Dallas band Chancy blurs genre boundaries with its unique sound

The five members of Chancy face the camera, against a black wall and all with serious expressions

Chancy Photo: Andrew Sherman

All you need to know about Chancy’s approach to making music is right there in its name.

“We sort of fit into our name because of our tendency to be unpredictable with genre,” said bassist Austin Franks, via email. “We recently wrote a pop-punk song and have dabbled in country/folk, even in the rehearsal room. We feel like we do not need to pay attention too much to a thing like genre when we are writing. If it feels right and sounds good in the room, then it is working.”

In addition to Franks, the Dallas-based quintet includes vocalist/guitarist Alex Tuft, synth player/percussionist Cole Scott, drummer Jonathan Masters and vocalist/guitarist Richard Milton. Together, they blur the boundaries between pop, rock, jazz and disco on its latest single, “Saturday,” which officially dropped last week.

Chancy describes “Saturday” as “one of the most uplifting songs” it has ever recorded, capturing “the liberating feeling of waking up on the first day of the weekend with someone you love by your side, when you have a whole day of fun ahead of you.”

The single follows the February release of Truth Tape Volume 2, a four-track EP “composed and recorded in isolation,” per Chancy’s Bandcamp page. The EP is every bit as eclectic as the band’s stated influences, including, but not limited to: Video game music; anime soundtracks; symphony orchestras; old records from their parents’ closets; elevator music and random discoveries on SoundCloud.
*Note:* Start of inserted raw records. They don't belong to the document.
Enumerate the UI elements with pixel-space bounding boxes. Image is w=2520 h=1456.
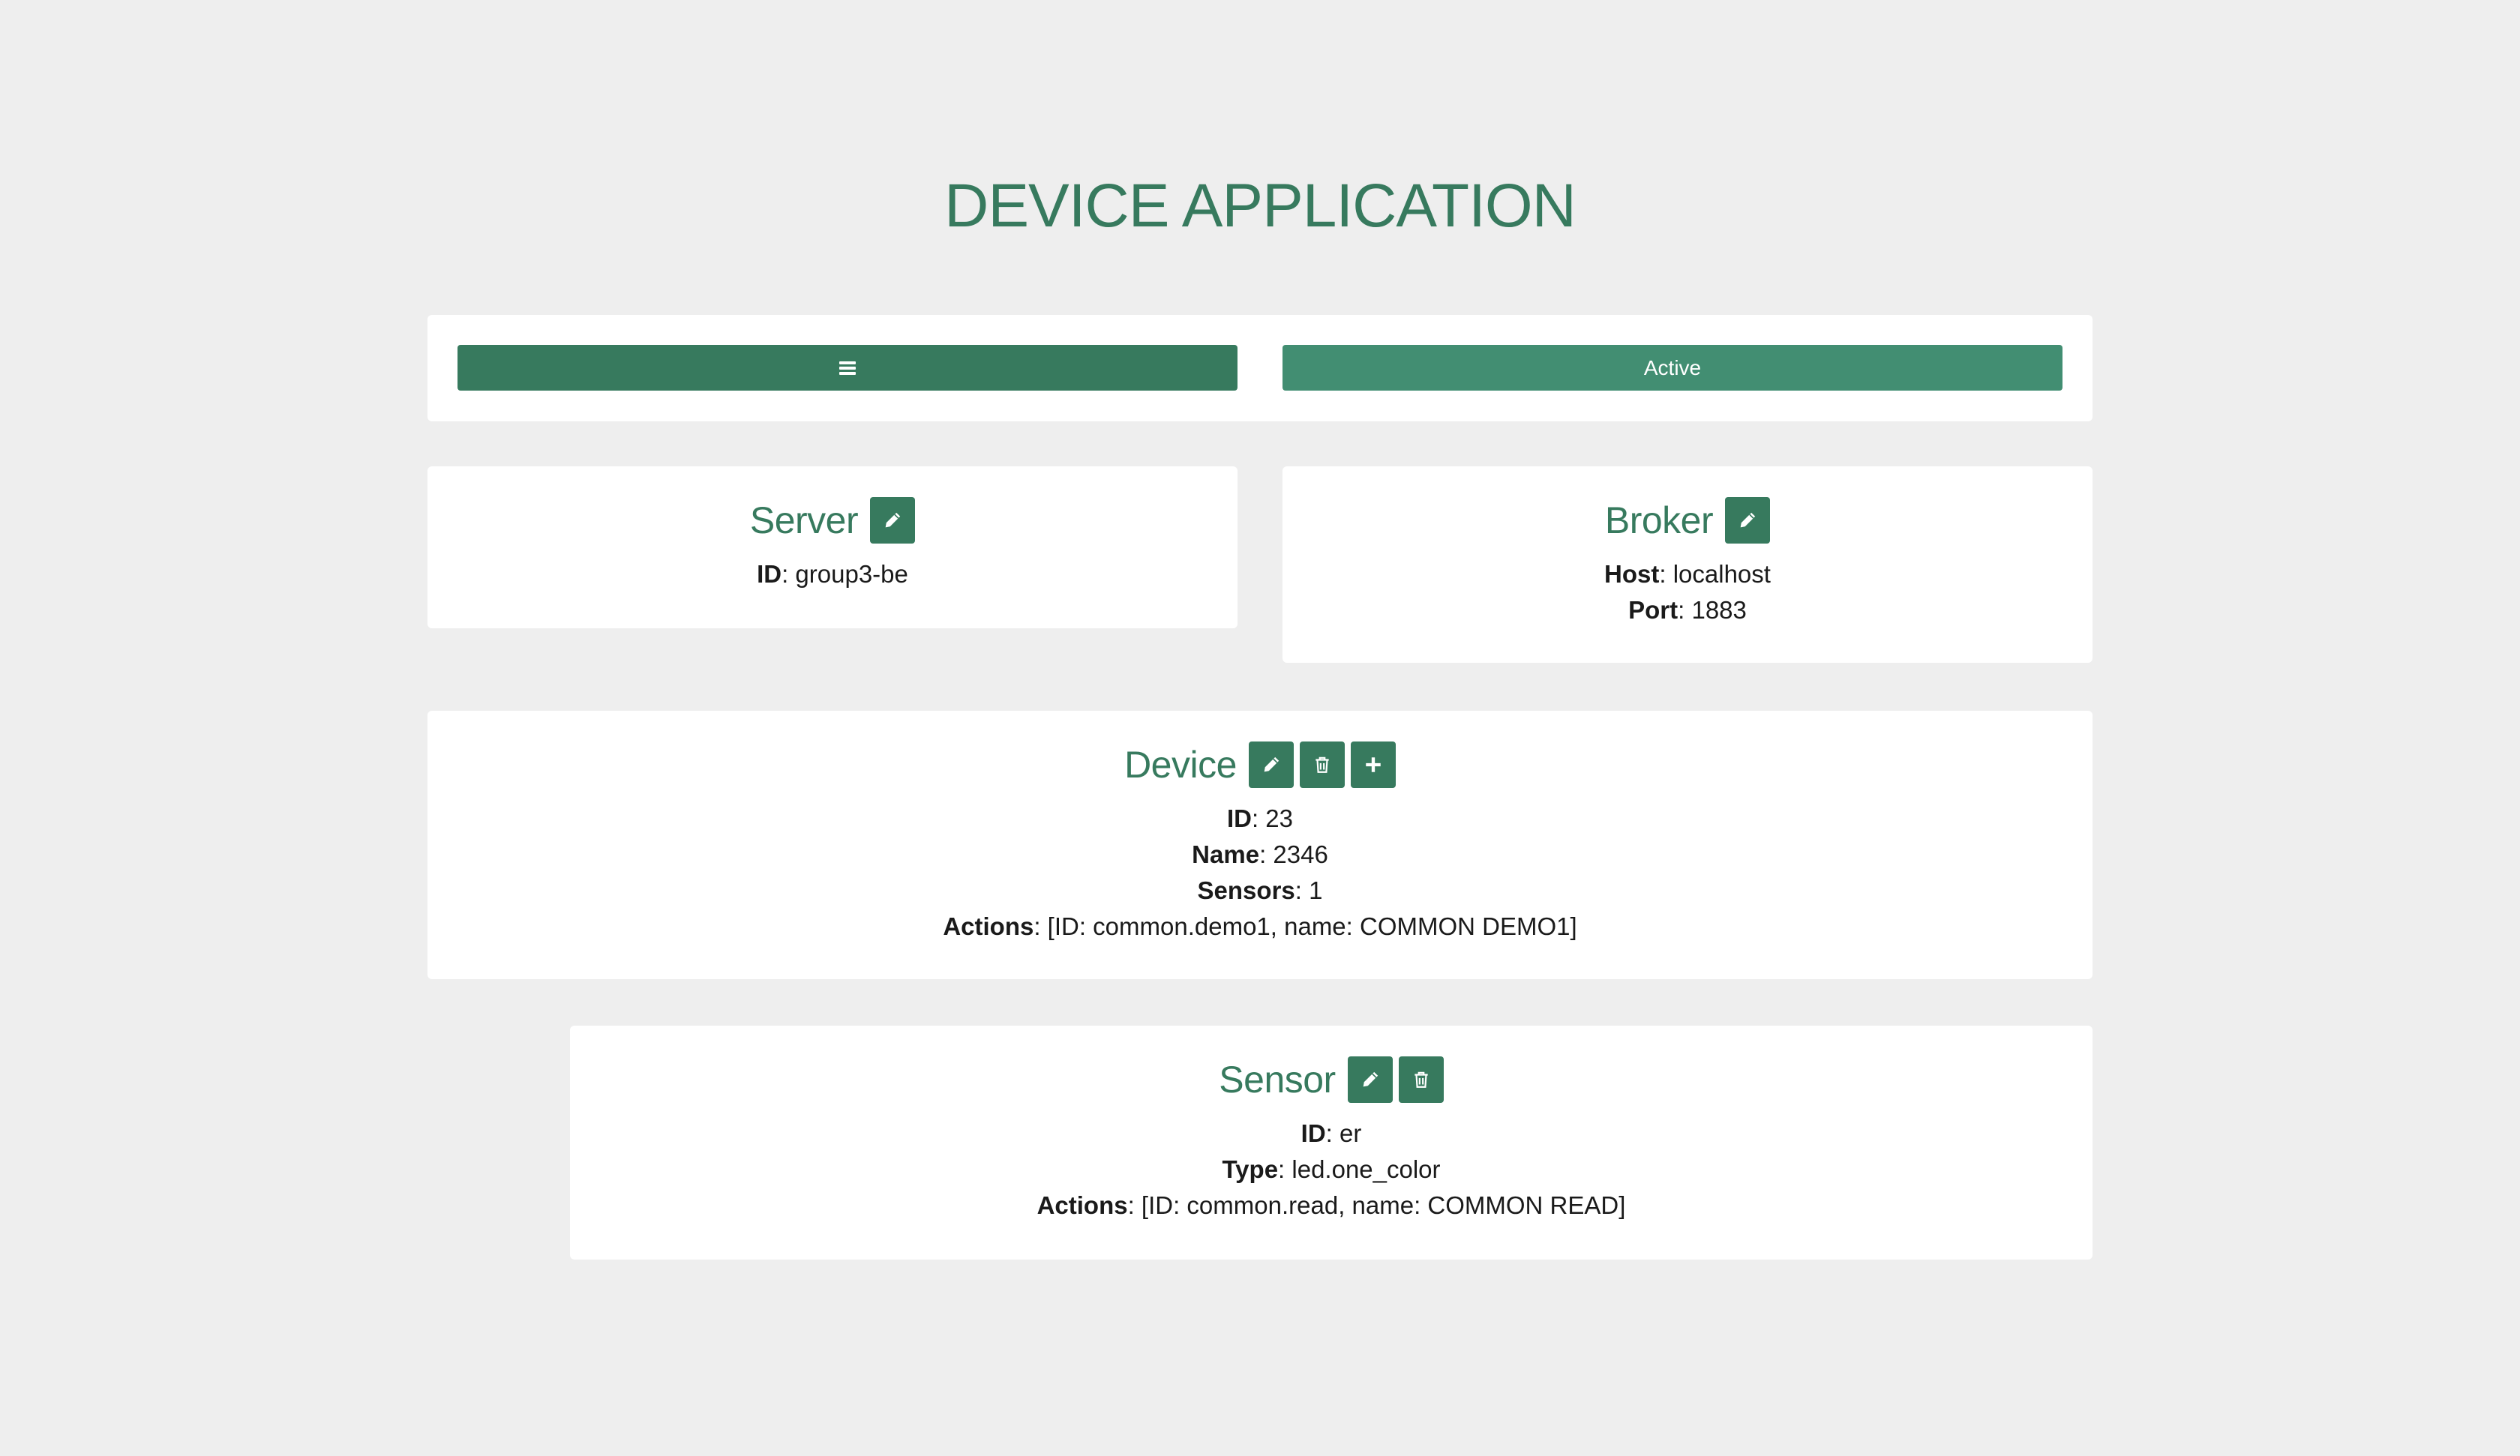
trash-icon [1414,1071,1428,1088]
server-card: Server ID: group3-be [428,466,1238,628]
device-card: Device ID: 23 Name: 2346 Sensors: 1 Acti… [428,711,2092,979]
broker-card: Broker Host: localhost Port: 1883 [1282,466,2092,663]
sensor-card: Sensor ID: er Type: led.one_color Action… [570,1026,2092,1260]
device-info: ID: 23 Name: 2346 Sensors: 1 Actions: [I… [428,801,2092,945]
hamburger-icon [839,361,856,375]
pencil-icon [1740,512,1756,528]
device-id-line: ID: 23 [1226,804,1294,832]
sensor-title: Sensor [1219,1059,1336,1101]
broker-title: Broker [1604,499,1714,541]
plus-icon [1366,757,1381,772]
page-title: DEVICE APPLICATION [944,172,1576,240]
broker-port-line: Port: 1883 [1628,596,1747,624]
menu-button[interactable] [458,345,1238,391]
server-info: ID: group3-be [428,556,1238,592]
device-name-line: Name: 2346 [1192,840,1328,868]
edit-server-button[interactable] [870,497,916,544]
delete-device-button[interactable] [1299,741,1345,788]
broker-info: Host: localhost Port: 1883 [1282,556,2092,628]
sensor-info: ID: er Type: led.one_color Actions: [ID:… [570,1116,2092,1224]
trash-icon [1316,756,1329,773]
device-sensors-line: Sensors: 1 [1197,876,1323,904]
device-actions-line: Actions: [ID: common.demo1, name: COMMON… [943,912,1577,940]
server-title: Server [749,499,859,541]
device-header: Device [428,741,2092,789]
sensor-actions-line: Actions: [ID: common.read, name: COMMON … [1036,1191,1626,1219]
device-title: Device [1124,744,1237,786]
server-id-line: ID: group3-be [757,560,908,588]
broker-host-line: Host: localhost [1604,560,1771,588]
add-sensor-button[interactable] [1350,741,1396,788]
pencil-icon [1264,756,1280,772]
edit-broker-button[interactable] [1725,497,1771,544]
pencil-icon [885,512,901,528]
sensor-type-line: Type: led.one_color [1222,1155,1441,1183]
edit-device-button[interactable] [1248,741,1294,788]
server-header: Server [428,496,1238,544]
sensor-header: Sensor [570,1056,2092,1104]
toolbar-card: Active [428,315,2092,421]
broker-header: Broker [1282,496,2092,544]
edit-sensor-button[interactable] [1347,1056,1393,1103]
delete-sensor-button[interactable] [1398,1056,1444,1103]
active-button[interactable]: Active [1282,345,2062,391]
pencil-icon [1363,1071,1378,1087]
sensor-id-line: ID: er [1300,1119,1362,1147]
“We hope we can provide people with a healthy dose of escapism,” Franks wrote.  “A feeling of euphoria that you don’t have to work too hard to achieve. We would like to be a friendly assault on the senses that people come away from being hopeful and with an uncontrollable urge to tip their bartenders 25 percent.”

The act billing itself as “the most local band in the world” says it has an album’s worth of unrecorded songs it’s currently working on, as well as turning its North Dallas rehearsal studio into a live-streaming studio space, and “plotting a tour of Texas and beyond in 2022.”


Preston Jones is a freelance writer and regular contributor to KXT.